What does Congress think “needs to be ‘reined in’?” Slott asked. “Are they going to limit how much money you can earn on your IRA or Roth IRA investments? That’s ridiculous. Then what would be the purpose of risking money on any investment?”
Slott continued: “What’s really nonsensical in the tax code is that there are both income and contribution limits on being eligible to make annual Roth IRA contributions, but there are no such limits on Roth conversions, and that’s where the big money is. Roth contributions are limited to $6,000 ($7,000 if 50 or over) and only if you do not exceed the income limits. But Roth conversions which have no income limits can be done for unlimited amounts. You could convert a billion dollars if you have the funds and can pay the tax. But if you want to contribute a mere $6,000 to your Roth, then there are limits on that. Makes no sense.”
Before 2010, “you could not convert if your income exceeded $100,000, but Congress eliminated that restriction and brought in gobs of tax revenue from converters once they opened the floodgates on that,” Slott stated. “Then over the years Congress viewed the Roth IRA as their ‘golden goose’ and expanded Roth IRA availability in plans with Roth 401(k)s and other provisions that made it easier to put more money in Roths, because they realized that Roth IRAs bring in tax revenue.”
In the proposed SECURE Act 2.0, which passed the House Ways and Means Committee on May 5, “Congress again has inserted provisions expanding the use of Roth contributions as a revenue raiser,” Slott pointed out. “Deep down, Congress loves Roth IRAs because they bring in tax revenue up front (they are not good long-term planners, obviously!), so all of this Roth bashing by Congress is just a big show.”

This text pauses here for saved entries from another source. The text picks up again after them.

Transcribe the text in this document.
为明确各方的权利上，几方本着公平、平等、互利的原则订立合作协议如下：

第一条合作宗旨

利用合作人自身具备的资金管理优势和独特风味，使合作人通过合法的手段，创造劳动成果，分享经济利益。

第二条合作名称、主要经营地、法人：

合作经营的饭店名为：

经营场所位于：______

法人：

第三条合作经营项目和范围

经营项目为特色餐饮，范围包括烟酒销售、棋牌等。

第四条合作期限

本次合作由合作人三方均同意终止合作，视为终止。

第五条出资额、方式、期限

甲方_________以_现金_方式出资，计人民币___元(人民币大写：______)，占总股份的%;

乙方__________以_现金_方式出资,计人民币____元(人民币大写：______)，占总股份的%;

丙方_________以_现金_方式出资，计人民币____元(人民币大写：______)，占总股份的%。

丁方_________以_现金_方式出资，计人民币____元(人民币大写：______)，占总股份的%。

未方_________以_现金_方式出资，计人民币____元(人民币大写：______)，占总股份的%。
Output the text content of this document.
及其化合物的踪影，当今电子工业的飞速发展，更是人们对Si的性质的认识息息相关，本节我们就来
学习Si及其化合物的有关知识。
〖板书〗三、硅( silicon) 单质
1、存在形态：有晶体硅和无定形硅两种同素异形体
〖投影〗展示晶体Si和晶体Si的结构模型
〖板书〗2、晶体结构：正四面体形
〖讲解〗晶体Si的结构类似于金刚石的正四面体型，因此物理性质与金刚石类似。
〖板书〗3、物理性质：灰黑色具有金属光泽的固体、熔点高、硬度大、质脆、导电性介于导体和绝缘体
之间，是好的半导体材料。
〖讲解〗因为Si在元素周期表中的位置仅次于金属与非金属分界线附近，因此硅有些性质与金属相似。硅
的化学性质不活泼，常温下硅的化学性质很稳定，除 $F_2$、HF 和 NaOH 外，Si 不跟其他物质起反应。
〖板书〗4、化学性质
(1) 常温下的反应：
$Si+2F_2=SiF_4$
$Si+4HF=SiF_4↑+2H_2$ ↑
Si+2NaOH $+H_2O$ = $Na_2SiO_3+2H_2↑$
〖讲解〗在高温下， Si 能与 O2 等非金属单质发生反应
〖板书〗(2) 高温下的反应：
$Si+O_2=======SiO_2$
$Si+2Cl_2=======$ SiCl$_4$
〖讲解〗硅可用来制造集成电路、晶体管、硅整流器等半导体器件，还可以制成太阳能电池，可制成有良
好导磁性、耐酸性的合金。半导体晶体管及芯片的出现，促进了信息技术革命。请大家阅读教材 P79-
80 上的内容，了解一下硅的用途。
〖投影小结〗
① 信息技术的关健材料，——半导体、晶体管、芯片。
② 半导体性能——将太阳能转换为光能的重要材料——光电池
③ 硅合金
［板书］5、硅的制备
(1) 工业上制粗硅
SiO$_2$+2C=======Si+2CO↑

Thiel never did a Roth conversion, Slott said. “He simply invested $1,700 of his Roth IRA funds in a startup that took off. And the rest is history. Good for him. If he lost his money, like what happens with most risky startup investments, we wouldn’t be having this conversation and no one would ever care.”
Roth IRAs and Estate Taxes
While Thiel’s “multibillion-dollar Roth IRA will be income tax free to him for life, he’s not totally out of the woods for eventual tax exposure,” Slott said. “His Roth IRA will be included in his estate and will be subject to possibly heavy estate taxes, depending on what the estate tax rate might be at his death,” Slott said.
ProPublica reported, however, that Thiel acquired citizenship in New Zealand in 2011. “Unlike the United States, New Zealand has no estate tax,” ProPublica said. “It’s not clear whether estate taxes figured into Thiel’s decision.”
“Given that he is only in his 50s, his Roth IRA could easily be worth $10 or $20 billion by that time, and half of that could easily be consumed by estate taxes,” Slott said.
IRAs and Roth IRAs “are always included in your estate. Unlike other assets that can be gifted or removed from the estate, IRAs cannot, unless they are cashed out—but then they lose their tax-favored status,” Slott stated. “Thiel’s Roth IRA could also be hit with the additional GST (generation-skipping transfer) tax if some of those Roth funds go to future grandchildren.”
Slott warned other Roth holders: “No matter how large your Roth IRA grows, it is included in your estate.”